Frozen has some beautiful visuals and catchy tunes, while it also admirably explores the touching bond between two sisters, stressing the inspiring message of self-sacrifice. However, nothing can really camouflage the fact that the plot is thin, the characters’ personalities are annoying, and their motivations are puzzling, making them very uncertain role models. It does not help that the “villain” here is vague, and the benevolent characters never complete their hero’s journeys satisfactorily. Though entertaining with funny side characters, Frozen also relies too heavily on previous material to be memorable in its originality.
11 Comments Add yours
Due to my granddaughter, I’ve seen this film more times than I’d like to admit. I honestly couldn’t see what all the fuss was about. Nice review.
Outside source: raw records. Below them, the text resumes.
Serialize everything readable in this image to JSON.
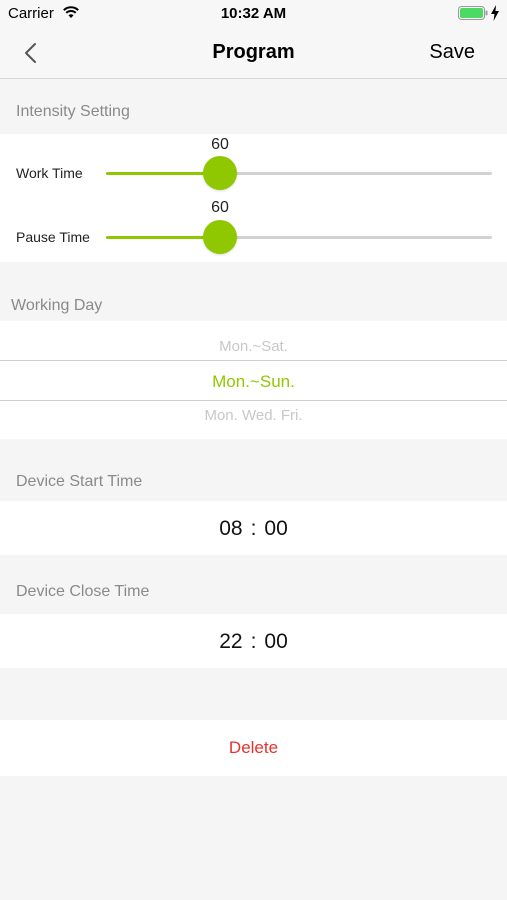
{
  "status_bar": {
    "carrier": "Carrier",
    "time": "10:32 AM"
  },
  "nav": {
    "title": "Program",
    "save_label": "Save",
    "back_icon": "chevron-left-icon"
  },
  "intensity": {
    "header": "Intensity Setting",
    "work_time": {
      "label": "Work Time",
      "value": "60"
    },
    "pause_time": {
      "label": "Pause Time",
      "value": "60"
    }
  },
  "working_day": {
    "header": "Working Day",
    "options": [
      "Mon.~Sat.",
      "Mon.~Sun.",
      "Mon. Wed. Fri."
    ],
    "selected": "Mon.~Sun."
  },
  "start_time": {
    "header": "Device Start Time",
    "hour": "08",
    "minute": "00"
  },
  "close_time": {
    "header": "Device Close Time",
    "hour": "22",
    "minute": "00"
  },
  "delete_label": "Delete",
  "colors": {
    "accent": "#8fc700",
    "delete": "#e8312f"
  }
}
Thanks, yeah, if you dig just a layer deeper, you realise there is barely any coherence to it and all these flaws, but it is for children, so it is ok.
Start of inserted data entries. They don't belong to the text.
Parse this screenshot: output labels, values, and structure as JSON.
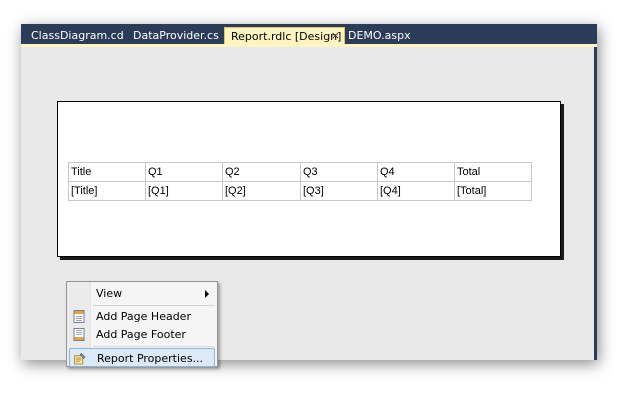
{
  "tabs": [
    {
      "label": "ClassDiagram.cd",
      "active": false
    },
    {
      "label": "DataProvider.cs",
      "active": false
    },
    {
      "label": "Report.rdlc [Design]",
      "active": true,
      "close_glyph": "×"
    },
    {
      "label": "DEMO.aspx",
      "active": false
    }
  ],
  "tablix": {
    "header": [
      "Title",
      "Q1",
      "Q2",
      "Q3",
      "Q4",
      "Total"
    ],
    "detail": [
      "[Title]",
      "[Q1]",
      "[Q2]",
      "[Q3]",
      "[Q4]",
      "[Total]"
    ]
  },
  "context_menu": {
    "items": [
      {
        "label": "View",
        "icon": "",
        "has_submenu": true
      },
      {
        "label": "Add Page Header",
        "icon": "page-header-icon"
      },
      {
        "label": "Add Page Footer",
        "icon": "page-footer-icon"
      },
      {
        "label": "Report Properties...",
        "icon": "report-properties-icon",
        "highlighted": true
      }
    ]
  },
  "colors": {
    "tab_strip": "#2b3c59",
    "active_tab": "#fdf4bf",
    "menu_highlight": "#dce9f7"
  }
}
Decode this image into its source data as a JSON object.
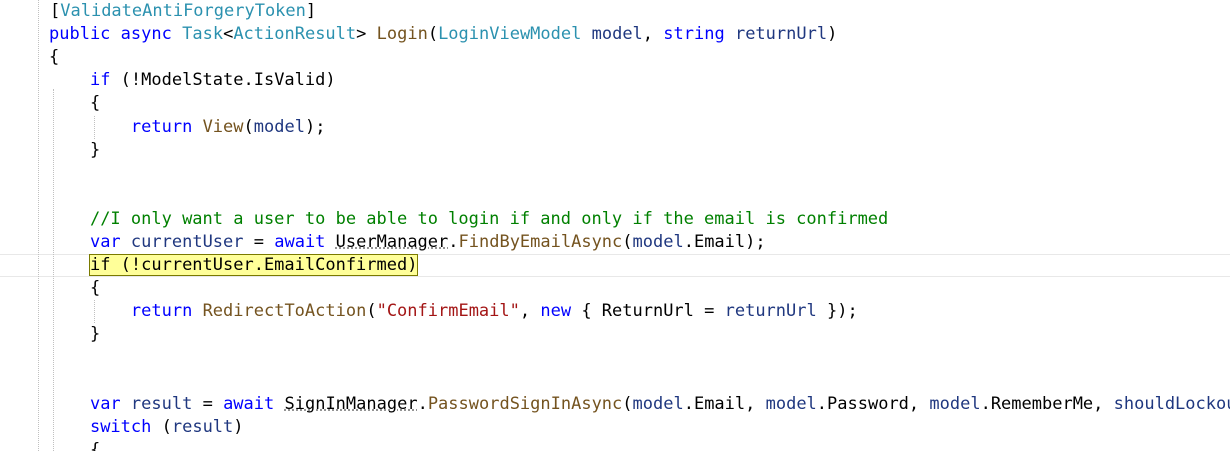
{
  "editor": {
    "language": "csharp",
    "current_line_index": 11,
    "lines": [
      {
        "tokens": [
          {
            "t": "",
            "c": "plain"
          },
          {
            "t": "[",
            "c": "plain"
          },
          {
            "t": "ValidateAntiForgeryToken",
            "c": "type"
          },
          {
            "t": "]",
            "c": "plain"
          }
        ]
      },
      {
        "tokens": [
          {
            "t": "public",
            "c": "kw"
          },
          {
            "t": " ",
            "c": "plain"
          },
          {
            "t": "async",
            "c": "kw"
          },
          {
            "t": " ",
            "c": "plain"
          },
          {
            "t": "Task",
            "c": "type"
          },
          {
            "t": "<",
            "c": "plain"
          },
          {
            "t": "ActionResult",
            "c": "type"
          },
          {
            "t": "> ",
            "c": "plain"
          },
          {
            "t": "Login",
            "c": "mth"
          },
          {
            "t": "(",
            "c": "plain"
          },
          {
            "t": "LoginViewModel",
            "c": "type"
          },
          {
            "t": " ",
            "c": "plain"
          },
          {
            "t": "model",
            "c": "var"
          },
          {
            "t": ", ",
            "c": "plain"
          },
          {
            "t": "string",
            "c": "kw"
          },
          {
            "t": " ",
            "c": "plain"
          },
          {
            "t": "returnUrl",
            "c": "var"
          },
          {
            "t": ")",
            "c": "plain"
          }
        ]
      },
      {
        "tokens": [
          {
            "t": "{",
            "c": "plain"
          }
        ]
      },
      {
        "tokens": [
          {
            "t": "    ",
            "c": "plain"
          },
          {
            "t": "if",
            "c": "kw"
          },
          {
            "t": " (!ModelState.IsValid)",
            "c": "plain"
          }
        ]
      },
      {
        "tokens": [
          {
            "t": "    {",
            "c": "plain"
          }
        ]
      },
      {
        "tokens": [
          {
            "t": "        ",
            "c": "plain"
          },
          {
            "t": "return",
            "c": "kw"
          },
          {
            "t": " ",
            "c": "plain"
          },
          {
            "t": "View",
            "c": "mth"
          },
          {
            "t": "(",
            "c": "plain"
          },
          {
            "t": "model",
            "c": "var"
          },
          {
            "t": ");",
            "c": "plain"
          }
        ]
      },
      {
        "tokens": [
          {
            "t": "    }",
            "c": "plain"
          }
        ]
      },
      {
        "tokens": []
      },
      {
        "tokens": []
      },
      {
        "tokens": [
          {
            "t": "    ",
            "c": "plain"
          },
          {
            "t": "//I only want a user to be able to login if and only if the email is confirmed",
            "c": "cmt"
          }
        ]
      },
      {
        "tokens": [
          {
            "t": "    ",
            "c": "plain"
          },
          {
            "t": "var",
            "c": "kw"
          },
          {
            "t": " ",
            "c": "plain"
          },
          {
            "t": "currentUser",
            "c": "var"
          },
          {
            "t": " = ",
            "c": "plain"
          },
          {
            "t": "await",
            "c": "kw"
          },
          {
            "t": " ",
            "c": "plain"
          },
          {
            "t": "UserManager",
            "c": "plain",
            "squiggle": true
          },
          {
            "t": ".",
            "c": "plain"
          },
          {
            "t": "FindByEmailAsync",
            "c": "mth"
          },
          {
            "t": "(",
            "c": "plain"
          },
          {
            "t": "model",
            "c": "var"
          },
          {
            "t": ".Email);",
            "c": "plain"
          }
        ]
      },
      {
        "tokens": [
          {
            "t": "    ",
            "c": "plain"
          },
          {
            "t": "if (!currentUser.EmailConfirmed)",
            "c": "plain",
            "hl": true
          }
        ]
      },
      {
        "tokens": [
          {
            "t": "    {",
            "c": "plain"
          }
        ]
      },
      {
        "tokens": [
          {
            "t": "        ",
            "c": "plain"
          },
          {
            "t": "return",
            "c": "kw"
          },
          {
            "t": " ",
            "c": "plain"
          },
          {
            "t": "RedirectToAction",
            "c": "mth"
          },
          {
            "t": "(",
            "c": "plain"
          },
          {
            "t": "\"ConfirmEmail\"",
            "c": "str"
          },
          {
            "t": ", ",
            "c": "plain"
          },
          {
            "t": "new",
            "c": "kw"
          },
          {
            "t": " { ReturnUrl = ",
            "c": "plain"
          },
          {
            "t": "returnUrl",
            "c": "var"
          },
          {
            "t": " });",
            "c": "plain"
          }
        ]
      },
      {
        "tokens": [
          {
            "t": "    }",
            "c": "plain"
          }
        ]
      },
      {
        "tokens": []
      },
      {
        "tokens": []
      },
      {
        "tokens": [
          {
            "t": "    ",
            "c": "plain"
          },
          {
            "t": "var",
            "c": "kw"
          },
          {
            "t": " ",
            "c": "plain"
          },
          {
            "t": "result",
            "c": "var"
          },
          {
            "t": " = ",
            "c": "plain"
          },
          {
            "t": "await",
            "c": "kw"
          },
          {
            "t": " ",
            "c": "plain"
          },
          {
            "t": "SignInManager",
            "c": "plain",
            "squiggle": true
          },
          {
            "t": ".",
            "c": "plain"
          },
          {
            "t": "PasswordSignInAsync",
            "c": "mth"
          },
          {
            "t": "(",
            "c": "plain"
          },
          {
            "t": "model",
            "c": "var"
          },
          {
            "t": ".Email, ",
            "c": "plain"
          },
          {
            "t": "model",
            "c": "var"
          },
          {
            "t": ".Password, ",
            "c": "plain"
          },
          {
            "t": "model",
            "c": "var"
          },
          {
            "t": ".RememberMe, ",
            "c": "plain"
          },
          {
            "t": "shouldLockou",
            "c": "var"
          }
        ]
      },
      {
        "tokens": [
          {
            "t": "    ",
            "c": "plain"
          },
          {
            "t": "switch",
            "c": "kw"
          },
          {
            "t": " (",
            "c": "plain"
          },
          {
            "t": "result",
            "c": "var"
          },
          {
            "t": ")",
            "c": "plain"
          }
        ]
      },
      {
        "tokens": [
          {
            "t": "    {",
            "c": "plain"
          }
        ]
      }
    ]
  }
}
I think Walt Disney wanted to make an animation based on “Snow Queen” but he could not because there was this problem with the evil character because Snow Queen does not appear enough in the book to show off her evil intentions. “Frozen” tried to introduce villainy by the back door, but I am afraid they were not too successful either. Hans’s duplicity can be too much to take for the young (Hans appears so likeable in the beginning) and the evil here is a bit complicated.
The muddled plot, thinly written male characters, and an unsatisfying conclusion left me cold to Frozen. And if I never hear Let It Go again, it will be too soon! A better film about female bonding, in my opinion, can be found in Brave.
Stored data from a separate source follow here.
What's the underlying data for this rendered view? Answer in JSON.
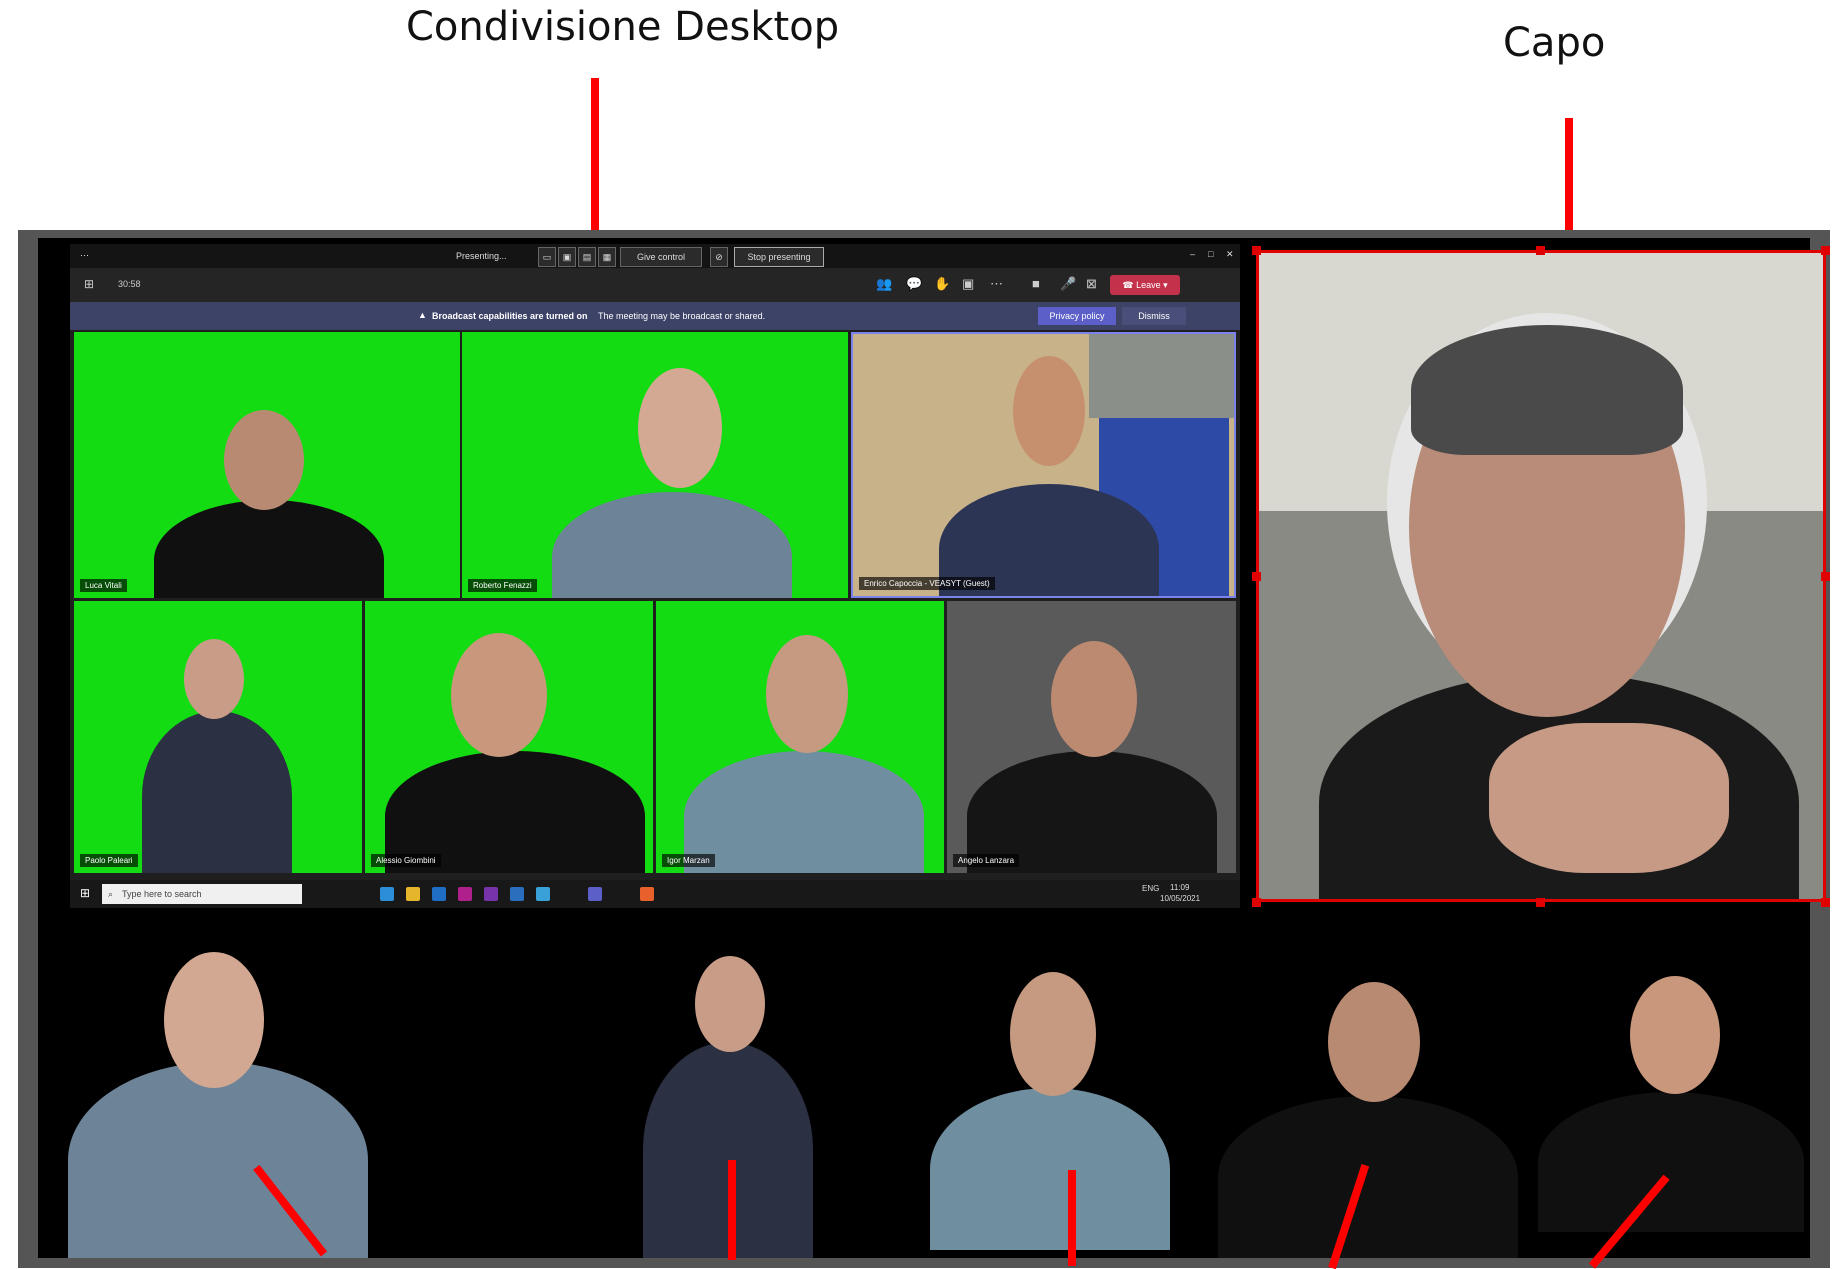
{
  "annotations": {
    "desktop_share": "Condivisione Desktop",
    "boss": "Capo"
  },
  "teams": {
    "status": "Presenting...",
    "give_control": "Give control",
    "stop_presenting": "Stop presenting",
    "timer": "30:58",
    "leave": "Leave",
    "banner_bold": "Broadcast capabilities are turned on",
    "banner_text": "The meeting may be broadcast or shared.",
    "privacy_policy": "Privacy policy",
    "dismiss": "Dismiss",
    "search_placeholder": "Type here to search",
    "tray_lang": "ENG",
    "tray_time": "11:09",
    "tray_date": "10/05/2021"
  },
  "participants": [
    {
      "name": "Luca Vitali"
    },
    {
      "name": "Roberto Fenazzi"
    },
    {
      "name": "Enrico Capoccia - VEASYT (Guest)"
    },
    {
      "name": "Paolo Paleari"
    },
    {
      "name": "Alessio Giombini"
    },
    {
      "name": "Igor Marzan"
    },
    {
      "name": "Angelo Lanzara"
    }
  ],
  "colors": {
    "green_screen": "#13dc13",
    "arrow": "#ff0000",
    "leave_button": "#c4314b",
    "banner": "#3d4267"
  },
  "icons": [
    "grid-icon",
    "people-icon",
    "chat-icon",
    "reactions-icon",
    "rooms-icon",
    "more-icon",
    "camera-icon",
    "mic-icon",
    "share-icon",
    "phone-icon",
    "windows-start-icon",
    "search-icon"
  ]
}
I agree. I really enjoyed the visuals hence my decent rating, but as you say, a muddled plot and an unsatisfying conclusion there really were. I know it sounds pretty bad, but I am just glad I am not growing up with “Frozen”!
Hear, hear! I liked the one sister making a big sacrifice for the other, but it’s always bothered me that the one girl was locked up in that room. And then runs away. And then wants nothing to do with her sister. Et cetera.
You talked about the characters not completing their heroes journey, and I think that’s what’s always bothered me about this film, only I couldn’t have articulated it so well. Thanks for sharing your thoughts on this film!
Thanks for reading! It is indeed hard to look at some sisters’ decisions and sympathise with them because they hardly make much sense. I am also glad you agree with me on their hero’s journeys.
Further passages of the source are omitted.